The second half of You’s new season signals its intentions have shifted
We’re all drowning in content—so it’s time to highlight the best. In her column, published every Friday, critic Clarisse Loughrey recommends a new show to watch. This week: the newly-released season four second half of Netflix’s obsessive thriller You.
I ended my piece on the first part of Netflix’s fourth season, which dropped on Netflix last month, with a question: “Could Joe Goldberg really become a better man?” The premise made me think, in my naivete, that we were army crawling toward a definitive answer. After all, Joe (Penn Badgley) had made his way to Europe, with a fake name, a steady job in academia, and a semi-functional crush on upper-crust art dealer Kate (Charlotte Richie).
Sure, he was being blackmailed by a vicious serial killer who turned out to be his only ally amongst the elite, Rhys Montrose (Ed Speleers). But the point was that Joe, finally, was the hero of his own story, no matter how precariously that title rested on his shoulders. And then came Part Two. Allow me to be overwhelmingly vague for 400 words purely out of fear that I’ll accidentally spoil something—this wasn’t what I had expected. At all. The next four episodes are clumsy and outlandish, a towering stack of complications that an infant could topple over with a single breath. But it’s also as if the show’s writers had anticipated that I’d be so overwhelmingly concerned with the fate of Joe’s soul. In response, they’ve forced him into a hellish personal reckoning that’s seen him come face-to-face with mirror images of his own sociopathy.

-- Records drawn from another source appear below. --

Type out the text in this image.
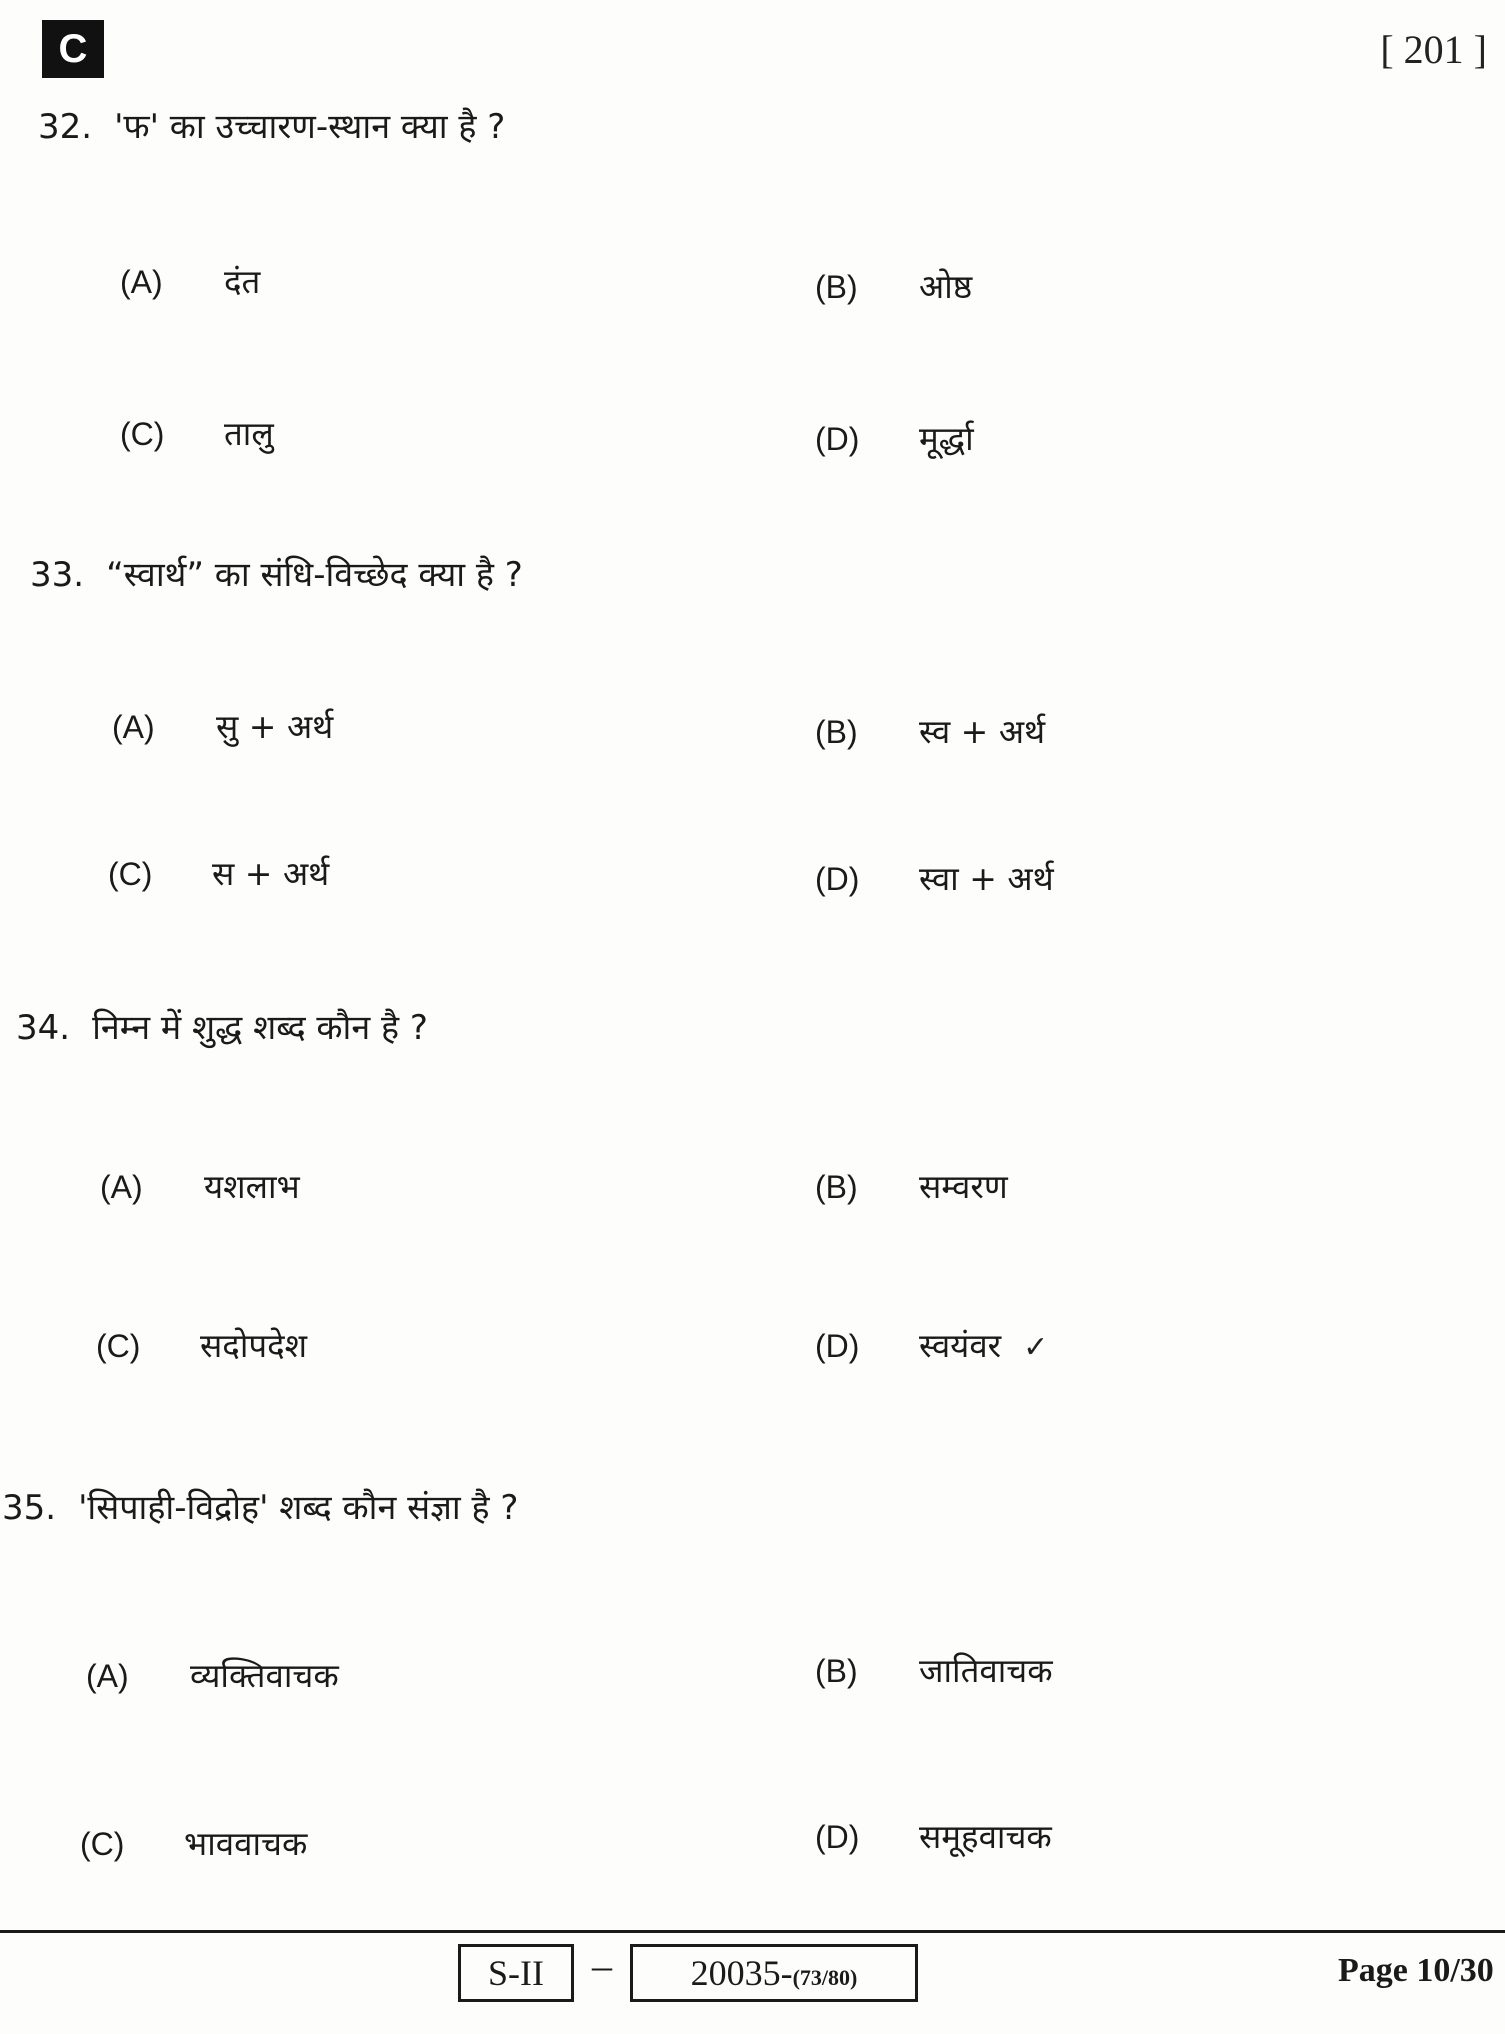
C	[ 201 ]
32. 'फ' का उच्चारण-स्थान क्या है ?
(A) दंत	(B) ओष्ठ
(C) तालु	(D) मूर्द्धा
33. “स्वार्थ” का संधि-विच्छेद क्या है ?
(A) सु + अर्थ	(B) स्व + अर्थ
(C) स + अर्थ	(D) स्वा + अर्थ
34. निम्न में शुद्ध शब्द कौन है ?
(A) यशलाभ	(B) सम्वरण
(C) सदोपदेश	(D) स्वयंवर ✓
35. 'सिपाही-विद्रोह' शब्द कौन संज्ञा है ?
(A) व्यक्तिवाचक	(B) जातिवाचक
(C) भाववाचक	(D) समूहवाचक
S-II	–	20035-(73/80)	Page 10/30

Joe, as someone wisely points out, has always existed in a deep state of denial. His intellectualism twists every sin into a deal with the devil made by a poetic hero who has no choice in his fate. What the audience knows, of course, is that he’s nothing more than an obsessive, murderous, abusive creep. It may seem a little on the nose, at first, to find a key part of the puzzle hidden in a copy of Robert Louis Stevenson’s Strange Case of Dr Jekyll and Mr Hyde—but You has always had one foot firmly planted in fantasy, so a sojourn into Gothic symbolism actually melds quite well.
As the rest of the season plays out, it becomes increasingly clear that showrunner Sera Gamble’s intentions with Joe have shifted. You has become less about the dangerous charms of abusers and manipulators, and more about the very nature of man’s evil. Is that a lot for a show I’ve previously called “like Riverdale for people with houseplants and a copy of Jia Tolentino’s Trick Mirror” to take on? Quite probably, and Part Two is by no means as successful in its endeavours as it believes it is.
But there’s also something compelling, addictively so, about the ways You plays with old tropes like a lion with its next snack—in ways that repeatedly challenge the audience’s presumptions about just what kind of man Joe is. “You wage war with your own nature,” he’s told, by someone who knows him better than he knows himself. Is there any spark of goodness locked deep inside that black heart of his? And why do Joe’s quests for redemption always seem to come at the expense of his victims?
There I go again, asking the questions that, somewhat frustratedly, You circles round and round and round. The season’s final beat is a little unsatisfactory, in a way I could only reveal to those who’ve already seen the show, tied to the lack of grand plan so many of these ambitious drama series are ultimately let down by. But perhaps that’s another argument for another day.